R. digbyana is native to Mexico, Costa Rica, Honduras and Belize where it grows as an epiphyte often in very harsh conditions and subject to long periods of dryness. Some specimens have actually been found growing on cacti! There are only two species in this genus, R. digbyana and R. glauca. Both are green flowered and have large lips in comparison to the size of the petals and sepals.
The plant is very slow growing and you will need to purchase a plant with at least three pseudobulbs to get it to flower. The plant will eventually put out multiple leads (more than one growth at a time) and you should get more than one flower at that time. They will only bloom on new growth.

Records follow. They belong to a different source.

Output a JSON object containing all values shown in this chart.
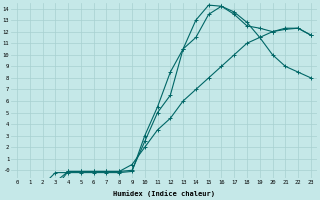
{
  "xlabel": "Humidex (Indice chaleur)",
  "bg_color": "#c5e8e8",
  "grid_color": "#a8d0d0",
  "line_color": "#006666",
  "xlim": [
    -0.5,
    23.5
  ],
  "ylim": [
    -0.7,
    14.5
  ],
  "xticks": [
    0,
    1,
    2,
    3,
    4,
    5,
    6,
    7,
    8,
    9,
    10,
    11,
    12,
    13,
    14,
    15,
    16,
    17,
    18,
    19,
    20,
    21,
    22,
    23
  ],
  "yticks": [
    0,
    1,
    2,
    3,
    4,
    5,
    6,
    7,
    8,
    9,
    10,
    11,
    12,
    13,
    14
  ],
  "ytick_labels": [
    "-0",
    "1",
    "2",
    "3",
    "4",
    "5",
    "6",
    "7",
    "8",
    "9",
    "10",
    "11",
    "12",
    "13",
    "14"
  ],
  "curve1_x": [
    0,
    1,
    2,
    3,
    4,
    5,
    6,
    7,
    8,
    9,
    10,
    11,
    12,
    13,
    14,
    15,
    16,
    17,
    18,
    19,
    20,
    21,
    22,
    23
  ],
  "curve1_y": [
    -1,
    -1,
    -1,
    -1.5,
    -0.1,
    -0.1,
    -0.1,
    -0.1,
    -0.1,
    0,
    2.5,
    5,
    6.5,
    10.5,
    13,
    14.3,
    14.2,
    13.5,
    12.5,
    12.3,
    12.0,
    12.2,
    12.3,
    11.7
  ],
  "curve2_x": [
    0,
    1,
    2,
    3,
    4,
    5,
    6,
    7,
    8,
    9,
    10,
    11,
    12,
    13,
    14,
    15,
    16,
    17,
    18,
    19,
    20,
    21,
    22,
    23
  ],
  "curve2_y": [
    -1,
    -1,
    -1,
    -1,
    -0.1,
    -0.1,
    -0.1,
    -0.1,
    -0.1,
    0.5,
    2,
    3.5,
    4.5,
    6,
    7,
    8,
    9,
    10,
    11,
    11.5,
    12,
    12.3,
    12.3,
    11.7
  ],
  "curve3_x": [
    0,
    1,
    2,
    3,
    4,
    5,
    6,
    7,
    8,
    9,
    10,
    11,
    12,
    13,
    14,
    15,
    16,
    17,
    18,
    19,
    20,
    21,
    22,
    23
  ],
  "curve3_y": [
    -1,
    -1,
    -1.3,
    -0.2,
    -0.2,
    -0.2,
    -0.2,
    -0.2,
    -0.2,
    -0.1,
    3,
    5.5,
    8.5,
    10.5,
    11.5,
    13.5,
    14.2,
    13.7,
    12.8,
    11.5,
    10,
    9,
    8.5,
    8
  ]
}
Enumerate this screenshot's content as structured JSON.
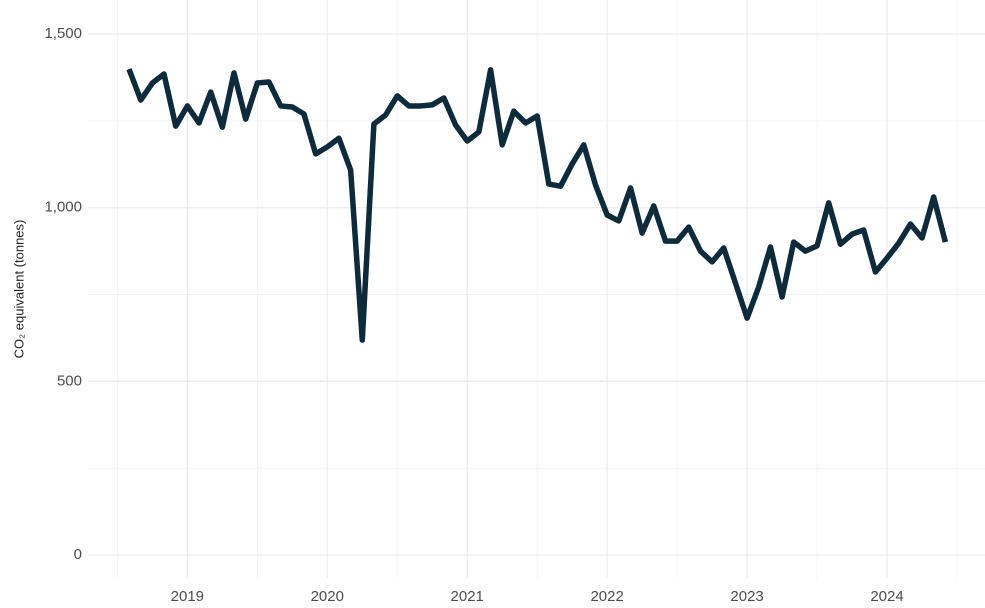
{
  "chart_data": {
    "type": "line",
    "ylabel": "CO₂ equivalent (tonnes)",
    "x": [
      2018.583,
      2018.667,
      2018.75,
      2018.833,
      2018.917,
      2019,
      2019.083,
      2019.167,
      2019.25,
      2019.333,
      2019.417,
      2019.5,
      2019.583,
      2019.667,
      2019.75,
      2019.833,
      2019.917,
      2020,
      2020.083,
      2020.167,
      2020.25,
      2020.333,
      2020.417,
      2020.5,
      2020.583,
      2020.667,
      2020.75,
      2020.833,
      2020.917,
      2021,
      2021.083,
      2021.167,
      2021.25,
      2021.333,
      2021.417,
      2021.5,
      2021.583,
      2021.667,
      2021.75,
      2021.833,
      2021.917,
      2022,
      2022.083,
      2022.167,
      2022.25,
      2022.333,
      2022.417,
      2022.5,
      2022.583,
      2022.667,
      2022.75,
      2022.833,
      2022.917,
      2023,
      2023.083,
      2023.167,
      2023.25,
      2023.333,
      2023.417,
      2023.5,
      2023.583,
      2023.667,
      2023.75,
      2023.833,
      2023.917,
      2024,
      2024.083,
      2024.167,
      2024.25,
      2024.333,
      2024.417
    ],
    "series": [
      {
        "color": "#0d2b3a",
        "values": [
          1399,
          1310,
          1359,
          1385,
          1235,
          1293,
          1244,
          1333,
          1232,
          1388,
          1255,
          1359,
          1362,
          1293,
          1290,
          1270,
          1155,
          1175,
          1200,
          1108,
          619,
          1241,
          1267,
          1322,
          1293,
          1293,
          1296,
          1316,
          1238,
          1192,
          1218,
          1397,
          1181,
          1278,
          1244,
          1264,
          1068,
          1062,
          1126,
          1181,
          1065,
          979,
          962,
          1057,
          927,
          1005,
          904,
          904,
          944,
          875,
          844,
          884,
          783,
          682,
          772,
          887,
          743,
          901,
          875,
          890,
          1014,
          895,
          924,
          936,
          815,
          855,
          898,
          953,
          913,
          1031,
          901
        ]
      }
    ],
    "xlim": [
      2018.29,
      2024.7
    ],
    "xticks": [
      2019,
      2020,
      2021,
      2022,
      2023,
      2024
    ],
    "xminor": [
      2018.5,
      2019.5,
      2020.5,
      2021.5,
      2022.5,
      2023.5,
      2024.5
    ],
    "ylim": [
      -66,
      1598
    ],
    "yticks": [
      0,
      500,
      {
        "value": 1000,
        "label": "1,000"
      },
      {
        "value": 1500,
        "label": "1,500"
      }
    ],
    "yminor": [
      250,
      750,
      1250
    ],
    "grid": true
  }
}
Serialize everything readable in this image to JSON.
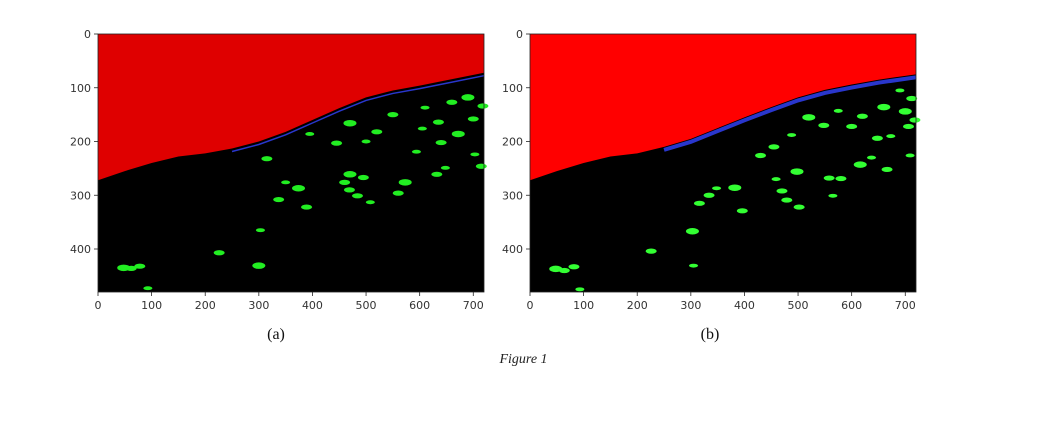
{
  "figure": {
    "caption": "Figure 1",
    "panels": [
      {
        "label": "(a)",
        "colors": {
          "sky": "#df0000",
          "ground": "#000000",
          "blobs": "#22ee22",
          "edge": "#3344ff"
        }
      },
      {
        "label": "(b)",
        "colors": {
          "sky": "#ff0000",
          "ground": "#000000",
          "blobs": "#33ff33",
          "edge": "#3344ff"
        }
      }
    ]
  },
  "chart_data": [
    {
      "type": "heatmap",
      "xlim": [
        0,
        720
      ],
      "ylim": [
        480,
        0
      ],
      "x_ticks": [
        "0",
        "100",
        "200",
        "300",
        "400",
        "500",
        "600",
        "700"
      ],
      "y_ticks": [
        "0",
        "100",
        "200",
        "300",
        "400"
      ],
      "boundary": [
        [
          0,
          272
        ],
        [
          50,
          255
        ],
        [
          100,
          240
        ],
        [
          150,
          228
        ],
        [
          200,
          222
        ],
        [
          250,
          213
        ],
        [
          300,
          200
        ],
        [
          350,
          182
        ],
        [
          400,
          160
        ],
        [
          450,
          138
        ],
        [
          500,
          118
        ],
        [
          550,
          105
        ],
        [
          600,
          96
        ],
        [
          650,
          86
        ],
        [
          720,
          72
        ]
      ],
      "blobs": [
        [
          48,
          435
        ],
        [
          62,
          436
        ],
        [
          78,
          432
        ],
        [
          93,
          473
        ],
        [
          226,
          407
        ],
        [
          300,
          431
        ],
        [
          303,
          365
        ],
        [
          315,
          232
        ],
        [
          337,
          308
        ],
        [
          350,
          276
        ],
        [
          374,
          287
        ],
        [
          389,
          322
        ],
        [
          395,
          186
        ],
        [
          460,
          276
        ],
        [
          469,
          290
        ],
        [
          470,
          261
        ],
        [
          484,
          301
        ],
        [
          495,
          267
        ],
        [
          508,
          313
        ],
        [
          560,
          296
        ],
        [
          573,
          276
        ],
        [
          594,
          219
        ],
        [
          632,
          261
        ],
        [
          640,
          202
        ],
        [
          648,
          249
        ],
        [
          672,
          186
        ],
        [
          700,
          158
        ],
        [
          703,
          224
        ],
        [
          715,
          246
        ],
        [
          718,
          134
        ],
        [
          470,
          166
        ],
        [
          520,
          182
        ],
        [
          550,
          150
        ],
        [
          610,
          137
        ],
        [
          660,
          127
        ],
        [
          690,
          118
        ],
        [
          605,
          176
        ],
        [
          635,
          164
        ],
        [
          445,
          203
        ],
        [
          500,
          200
        ]
      ]
    },
    {
      "type": "heatmap",
      "xlim": [
        0,
        720
      ],
      "ylim": [
        480,
        0
      ],
      "x_ticks": [
        "0",
        "100",
        "200",
        "300",
        "400",
        "500",
        "600",
        "700"
      ],
      "y_ticks": [
        "0",
        "100",
        "200",
        "300",
        "400"
      ],
      "boundary": [
        [
          0,
          272
        ],
        [
          50,
          255
        ],
        [
          100,
          240
        ],
        [
          150,
          228
        ],
        [
          200,
          222
        ],
        [
          250,
          210
        ],
        [
          300,
          195
        ],
        [
          350,
          175
        ],
        [
          400,
          155
        ],
        [
          450,
          136
        ],
        [
          500,
          118
        ],
        [
          550,
          104
        ],
        [
          600,
          94
        ],
        [
          650,
          85
        ],
        [
          720,
          75
        ]
      ],
      "blobs": [
        [
          48,
          437
        ],
        [
          64,
          440
        ],
        [
          82,
          433
        ],
        [
          93,
          475
        ],
        [
          226,
          404
        ],
        [
          303,
          367
        ],
        [
          305,
          431
        ],
        [
          316,
          315
        ],
        [
          334,
          300
        ],
        [
          348,
          287
        ],
        [
          382,
          286
        ],
        [
          396,
          329
        ],
        [
          459,
          270
        ],
        [
          470,
          292
        ],
        [
          479,
          309
        ],
        [
          498,
          256
        ],
        [
          502,
          322
        ],
        [
          558,
          268
        ],
        [
          565,
          301
        ],
        [
          580,
          269
        ],
        [
          616,
          243
        ],
        [
          637,
          230
        ],
        [
          648,
          194
        ],
        [
          666,
          252
        ],
        [
          673,
          190
        ],
        [
          700,
          144
        ],
        [
          706,
          172
        ],
        [
          709,
          226
        ],
        [
          718,
          160
        ],
        [
          712,
          120
        ],
        [
          660,
          136
        ],
        [
          620,
          153
        ],
        [
          600,
          172
        ],
        [
          575,
          143
        ],
        [
          548,
          170
        ],
        [
          520,
          155
        ],
        [
          488,
          188
        ],
        [
          455,
          210
        ],
        [
          430,
          226
        ],
        [
          690,
          105
        ]
      ]
    }
  ]
}
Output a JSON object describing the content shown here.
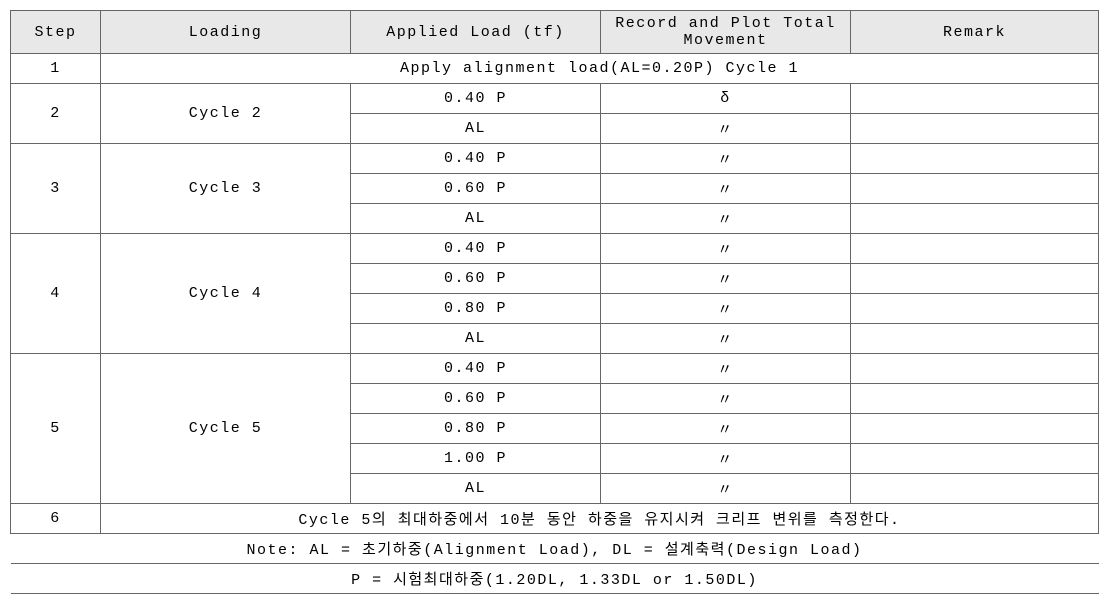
{
  "columns": {
    "step": "Step",
    "loading": "Loading",
    "applied": "Applied Load (tf)",
    "record": "Record and Plot Total Movement",
    "remark": "Remark"
  },
  "ditto": "〃",
  "delta": "δ",
  "step1": {
    "num": "1",
    "text": "Apply alignment load(AL=0.20P) Cycle 1"
  },
  "step2": {
    "num": "2",
    "cycle": "Cycle 2",
    "r1_applied": "0.40 P",
    "r1_record": "δ",
    "r2_applied": "AL",
    "r2_record": "〃"
  },
  "step3": {
    "num": "3",
    "cycle": "Cycle 3",
    "r1_applied": "0.40 P",
    "r1_record": "〃",
    "r2_applied": "0.60 P",
    "r2_record": "〃",
    "r3_applied": "AL",
    "r3_record": "〃"
  },
  "step4": {
    "num": "4",
    "cycle": "Cycle 4",
    "r1_applied": "0.40 P",
    "r1_record": "〃",
    "r2_applied": "0.60 P",
    "r2_record": "〃",
    "r3_applied": "0.80 P",
    "r3_record": "〃",
    "r4_applied": "AL",
    "r4_record": "〃"
  },
  "step5": {
    "num": "5",
    "cycle": "Cycle 5",
    "r1_applied": "0.40 P",
    "r1_record": "〃",
    "r2_applied": "0.60 P",
    "r2_record": "〃",
    "r3_applied": "0.80 P",
    "r3_record": "〃",
    "r4_applied": "1.00 P",
    "r4_record": "〃",
    "r5_applied": "AL",
    "r5_record": "〃"
  },
  "step6": {
    "num": "6",
    "text": "Cycle 5의 최대하중에서 10분 동안 하중을 유지시켜 크리프 변위를 측정한다."
  },
  "note1": "Note: AL = 초기하중(Alignment Load), DL = 설계축력(Design Load)",
  "note2": "P = 시험최대하중(1.20DL, 1.33DL or 1.50DL)"
}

The 6-inch leaves are an interesting matte-finish, gray-green color, very different from almost any other leaf color in the Cattleya Alliance. Even the hybrids do not seem to keep the leaf color of this parent. The flower is fairly large and has a wonderful lemony fragrance. Depending upon the cultivar, the flower size is anywhere from 4-5 inches or 10 to 15 centimeters across. It can be any shade of green from chartreuse to lime, has a waxy texture to the petals and sepals and tends to get lighter as the flower ages. It is not a long-lasting flower in that it only stays in bloom for about two weeks, but during that period it is amazing. The flowering season is December to May, depending upon the parentage of your plant.
This is a species which requires high light in order to bloom. It should be grown in very bright indirect light -- most growers who have greenhouses hang it as close to the top of their greenhouse as they can. Outside of this need, R. digbyana is one of the easiest of the orchids to grow. It requires watering when it is growing, but after flowering and during the winter it is one of the most hardy of orchids. I only water mine once a month when it is not in active growth. I have read a couple of items on Australian websites encouraging growers to use the low water usage of this plant to their advantage during the drought conditions there now.
This is a good choice for growers who are able to put plants outside for the summer months since it is easy to grow and can take temperatures from cool to warm. If you have the proper conditions, this is an orchid that should be in any serious grower's collection.